Extremity Medical received 510(k) clearance from the FDA for its Omni MTP, a fusion system that provides all traditionally used methods for fixation of the MTP joint for fusion. The system also utilizes the PlantarFiX system which is designed to generate consistent plantar-side compression across the arthrodesis site regardless of patient bone quality.
MedShape received 510(k) clearance from the FDA for its DynaNail XL TTC Fusion System, indicated for tibiotalocalcaneal (TTC) fusion surgery and designed for use in patients with longer tibial anatomies or those with prior failed fusion procedures using and intramedullary nail. The system employs pseudoelastic properties of Nitinol to provide compression like that of an external frame.
Mortise Medical received 510(k) clearance from the FDA for its SyndesMetrics Syndesmosis Repair system, designed to support predictable/repeatable anatomic reduction, restoration of physiological motion and restoration of ankle stability. The systems requires minimal hardware prominence, no suture prominence and a reversible locking mechanism for securing the high strength suture tape that connects the tibial and fibular implant components.

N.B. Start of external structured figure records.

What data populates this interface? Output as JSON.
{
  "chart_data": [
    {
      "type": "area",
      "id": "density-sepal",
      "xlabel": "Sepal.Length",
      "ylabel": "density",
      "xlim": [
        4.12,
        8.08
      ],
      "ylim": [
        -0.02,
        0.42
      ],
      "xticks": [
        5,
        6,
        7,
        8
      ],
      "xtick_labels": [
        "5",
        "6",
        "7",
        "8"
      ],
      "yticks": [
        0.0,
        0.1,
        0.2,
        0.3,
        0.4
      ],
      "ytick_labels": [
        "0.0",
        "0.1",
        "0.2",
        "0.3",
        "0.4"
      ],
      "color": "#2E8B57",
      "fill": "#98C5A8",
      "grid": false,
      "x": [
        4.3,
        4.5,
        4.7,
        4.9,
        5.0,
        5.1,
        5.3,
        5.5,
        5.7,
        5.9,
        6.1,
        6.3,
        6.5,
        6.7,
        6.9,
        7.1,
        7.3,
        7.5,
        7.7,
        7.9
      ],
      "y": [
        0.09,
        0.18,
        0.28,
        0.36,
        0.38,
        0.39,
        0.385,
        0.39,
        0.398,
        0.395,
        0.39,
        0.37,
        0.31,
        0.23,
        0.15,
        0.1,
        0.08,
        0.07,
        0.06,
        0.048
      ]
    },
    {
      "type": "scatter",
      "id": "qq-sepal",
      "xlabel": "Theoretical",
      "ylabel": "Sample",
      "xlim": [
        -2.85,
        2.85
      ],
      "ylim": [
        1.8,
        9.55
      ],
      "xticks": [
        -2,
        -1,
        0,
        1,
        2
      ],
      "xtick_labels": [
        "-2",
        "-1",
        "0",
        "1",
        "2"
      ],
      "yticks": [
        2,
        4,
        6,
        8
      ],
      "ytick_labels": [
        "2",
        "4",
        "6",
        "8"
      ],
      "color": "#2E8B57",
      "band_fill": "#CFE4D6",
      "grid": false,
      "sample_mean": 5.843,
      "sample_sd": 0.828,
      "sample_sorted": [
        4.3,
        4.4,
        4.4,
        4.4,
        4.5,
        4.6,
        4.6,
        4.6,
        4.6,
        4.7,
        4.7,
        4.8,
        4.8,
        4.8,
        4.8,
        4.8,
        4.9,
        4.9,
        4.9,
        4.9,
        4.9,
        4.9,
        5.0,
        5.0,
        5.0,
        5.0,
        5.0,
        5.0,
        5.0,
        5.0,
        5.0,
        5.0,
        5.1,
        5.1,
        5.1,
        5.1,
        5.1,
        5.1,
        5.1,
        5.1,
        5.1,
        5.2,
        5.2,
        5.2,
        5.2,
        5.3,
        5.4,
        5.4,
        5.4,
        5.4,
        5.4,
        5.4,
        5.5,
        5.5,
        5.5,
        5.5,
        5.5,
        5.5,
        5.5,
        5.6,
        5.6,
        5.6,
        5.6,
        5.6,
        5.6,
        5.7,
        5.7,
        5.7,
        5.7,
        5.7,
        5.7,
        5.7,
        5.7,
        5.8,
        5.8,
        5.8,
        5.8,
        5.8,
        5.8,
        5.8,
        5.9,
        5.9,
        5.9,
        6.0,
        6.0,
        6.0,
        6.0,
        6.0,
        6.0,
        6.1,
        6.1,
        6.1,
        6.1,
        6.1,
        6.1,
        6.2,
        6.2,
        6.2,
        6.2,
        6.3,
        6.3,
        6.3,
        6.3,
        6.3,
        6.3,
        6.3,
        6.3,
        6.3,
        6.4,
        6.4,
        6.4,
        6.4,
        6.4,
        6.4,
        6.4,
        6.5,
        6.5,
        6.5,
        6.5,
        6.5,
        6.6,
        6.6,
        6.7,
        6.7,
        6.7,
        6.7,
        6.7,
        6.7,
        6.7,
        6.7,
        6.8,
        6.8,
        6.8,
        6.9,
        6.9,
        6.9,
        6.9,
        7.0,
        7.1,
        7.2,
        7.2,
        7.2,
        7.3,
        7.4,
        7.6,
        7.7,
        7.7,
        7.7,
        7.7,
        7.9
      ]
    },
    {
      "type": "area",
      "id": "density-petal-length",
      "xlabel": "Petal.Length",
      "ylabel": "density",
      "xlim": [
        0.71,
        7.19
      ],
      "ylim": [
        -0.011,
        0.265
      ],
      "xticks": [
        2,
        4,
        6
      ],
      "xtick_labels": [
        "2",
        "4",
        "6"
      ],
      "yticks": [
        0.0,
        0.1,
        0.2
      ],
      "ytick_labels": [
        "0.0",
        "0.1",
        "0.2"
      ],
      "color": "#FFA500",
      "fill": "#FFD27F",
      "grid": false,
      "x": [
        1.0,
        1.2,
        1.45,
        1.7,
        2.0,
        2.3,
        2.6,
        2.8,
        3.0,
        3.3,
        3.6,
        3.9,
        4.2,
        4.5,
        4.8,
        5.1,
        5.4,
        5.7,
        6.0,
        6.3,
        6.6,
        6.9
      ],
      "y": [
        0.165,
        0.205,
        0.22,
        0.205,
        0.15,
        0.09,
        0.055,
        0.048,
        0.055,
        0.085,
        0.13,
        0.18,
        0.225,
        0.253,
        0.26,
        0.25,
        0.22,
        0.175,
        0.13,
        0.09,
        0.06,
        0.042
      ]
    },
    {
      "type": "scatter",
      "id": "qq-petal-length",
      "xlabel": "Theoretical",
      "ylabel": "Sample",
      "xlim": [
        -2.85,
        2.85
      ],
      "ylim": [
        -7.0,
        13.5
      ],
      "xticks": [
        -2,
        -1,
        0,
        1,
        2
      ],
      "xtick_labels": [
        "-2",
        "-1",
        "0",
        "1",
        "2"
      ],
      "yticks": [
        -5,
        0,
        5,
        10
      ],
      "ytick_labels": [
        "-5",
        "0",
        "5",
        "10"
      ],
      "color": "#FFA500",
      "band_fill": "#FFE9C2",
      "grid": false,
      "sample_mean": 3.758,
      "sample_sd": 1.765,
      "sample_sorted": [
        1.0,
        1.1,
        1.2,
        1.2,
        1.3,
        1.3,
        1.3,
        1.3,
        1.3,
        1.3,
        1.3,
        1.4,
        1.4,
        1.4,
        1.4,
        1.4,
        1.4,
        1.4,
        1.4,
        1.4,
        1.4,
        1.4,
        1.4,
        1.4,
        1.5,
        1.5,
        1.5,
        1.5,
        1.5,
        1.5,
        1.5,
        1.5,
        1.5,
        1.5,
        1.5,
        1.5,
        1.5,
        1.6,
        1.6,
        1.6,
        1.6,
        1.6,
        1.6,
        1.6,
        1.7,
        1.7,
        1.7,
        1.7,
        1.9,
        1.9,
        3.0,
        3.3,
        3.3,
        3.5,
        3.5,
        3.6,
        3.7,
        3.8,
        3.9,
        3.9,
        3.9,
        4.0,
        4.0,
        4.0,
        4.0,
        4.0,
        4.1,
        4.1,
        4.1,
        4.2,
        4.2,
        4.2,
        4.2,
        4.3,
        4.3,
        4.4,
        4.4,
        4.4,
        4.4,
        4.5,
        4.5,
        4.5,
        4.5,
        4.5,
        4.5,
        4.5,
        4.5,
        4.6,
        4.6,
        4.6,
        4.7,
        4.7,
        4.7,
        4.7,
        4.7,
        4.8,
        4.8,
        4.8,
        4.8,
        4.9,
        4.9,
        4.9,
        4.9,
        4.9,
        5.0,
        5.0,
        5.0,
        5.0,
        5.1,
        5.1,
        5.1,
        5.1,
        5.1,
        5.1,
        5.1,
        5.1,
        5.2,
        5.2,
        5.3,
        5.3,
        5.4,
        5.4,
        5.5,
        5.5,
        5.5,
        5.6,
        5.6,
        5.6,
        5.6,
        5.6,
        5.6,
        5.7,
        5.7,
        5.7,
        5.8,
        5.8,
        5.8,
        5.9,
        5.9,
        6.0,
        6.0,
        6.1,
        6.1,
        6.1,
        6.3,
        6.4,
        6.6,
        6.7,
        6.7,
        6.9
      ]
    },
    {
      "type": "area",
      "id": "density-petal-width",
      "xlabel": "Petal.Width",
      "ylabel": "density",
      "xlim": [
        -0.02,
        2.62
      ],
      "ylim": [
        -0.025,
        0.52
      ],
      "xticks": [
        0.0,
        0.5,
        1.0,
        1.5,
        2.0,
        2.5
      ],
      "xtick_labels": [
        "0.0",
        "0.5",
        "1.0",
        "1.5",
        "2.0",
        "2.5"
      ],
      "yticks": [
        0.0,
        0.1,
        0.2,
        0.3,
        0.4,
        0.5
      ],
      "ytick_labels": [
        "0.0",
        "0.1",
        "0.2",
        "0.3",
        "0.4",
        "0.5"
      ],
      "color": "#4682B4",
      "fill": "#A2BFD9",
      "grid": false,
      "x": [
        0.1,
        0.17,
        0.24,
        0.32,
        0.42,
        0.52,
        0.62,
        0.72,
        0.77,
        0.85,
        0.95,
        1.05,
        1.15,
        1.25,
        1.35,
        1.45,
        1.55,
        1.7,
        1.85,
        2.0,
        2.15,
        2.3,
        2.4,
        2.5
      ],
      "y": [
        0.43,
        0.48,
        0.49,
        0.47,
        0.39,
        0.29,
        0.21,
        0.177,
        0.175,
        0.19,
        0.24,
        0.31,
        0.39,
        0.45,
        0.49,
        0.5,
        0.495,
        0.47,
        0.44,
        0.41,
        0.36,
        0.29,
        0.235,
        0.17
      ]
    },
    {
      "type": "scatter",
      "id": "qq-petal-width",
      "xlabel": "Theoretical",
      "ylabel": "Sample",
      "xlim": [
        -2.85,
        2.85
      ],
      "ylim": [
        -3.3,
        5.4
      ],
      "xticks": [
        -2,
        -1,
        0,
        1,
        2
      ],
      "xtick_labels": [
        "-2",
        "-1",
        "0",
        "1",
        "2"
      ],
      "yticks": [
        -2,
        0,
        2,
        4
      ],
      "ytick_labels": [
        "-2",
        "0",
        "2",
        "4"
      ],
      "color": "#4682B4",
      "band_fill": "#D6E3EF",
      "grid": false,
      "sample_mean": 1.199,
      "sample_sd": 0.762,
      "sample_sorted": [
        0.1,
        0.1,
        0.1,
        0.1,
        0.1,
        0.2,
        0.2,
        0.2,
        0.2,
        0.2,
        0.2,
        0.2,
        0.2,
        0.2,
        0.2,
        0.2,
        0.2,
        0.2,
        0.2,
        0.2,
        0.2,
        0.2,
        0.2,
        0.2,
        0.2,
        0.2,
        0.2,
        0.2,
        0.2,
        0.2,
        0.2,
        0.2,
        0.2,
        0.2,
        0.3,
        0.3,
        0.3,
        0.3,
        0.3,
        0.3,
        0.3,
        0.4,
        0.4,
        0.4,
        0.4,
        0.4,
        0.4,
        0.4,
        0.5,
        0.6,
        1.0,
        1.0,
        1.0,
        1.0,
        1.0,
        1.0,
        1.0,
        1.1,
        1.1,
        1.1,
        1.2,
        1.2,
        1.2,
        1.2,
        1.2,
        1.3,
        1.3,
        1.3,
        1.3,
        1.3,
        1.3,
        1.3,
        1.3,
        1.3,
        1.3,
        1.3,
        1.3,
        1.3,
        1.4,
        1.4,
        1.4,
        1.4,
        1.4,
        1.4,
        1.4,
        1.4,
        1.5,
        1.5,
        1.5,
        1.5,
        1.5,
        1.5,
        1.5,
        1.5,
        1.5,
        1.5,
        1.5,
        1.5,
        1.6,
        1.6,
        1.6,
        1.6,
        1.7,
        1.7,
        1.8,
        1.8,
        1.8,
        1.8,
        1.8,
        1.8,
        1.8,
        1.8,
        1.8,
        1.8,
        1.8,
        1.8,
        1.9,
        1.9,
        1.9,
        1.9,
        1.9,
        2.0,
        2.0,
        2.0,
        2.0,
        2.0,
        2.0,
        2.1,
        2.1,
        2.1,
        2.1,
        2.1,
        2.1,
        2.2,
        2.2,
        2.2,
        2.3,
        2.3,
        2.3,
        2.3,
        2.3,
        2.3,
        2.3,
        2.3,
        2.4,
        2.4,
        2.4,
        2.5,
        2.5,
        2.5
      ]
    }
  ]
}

OrthoPediatrics and Bioretec announced that they have amended their existing distribution agreement in order for OrthoPediatrics to market and sell Bioretec’s bioresorbable orthopedic bone and soft-tissue fixation implant under OrthoPediatrics brand, TorqLoc. The system is indicated for the treatment of musculoskeletal defects and trauma related bone and soft-tissue injuries in children and young people.
Titan Spine announced the first surgeries completed using its Endoskeleton interbody fusion devices and surface technology in Australia. The company received registration approval from the Australian Therapeutic Goods Administration (TGA) in 2014 and the New Zealand Medicines and Medical Devices Safety Authority to commercially market its line of Endoskeleton devices.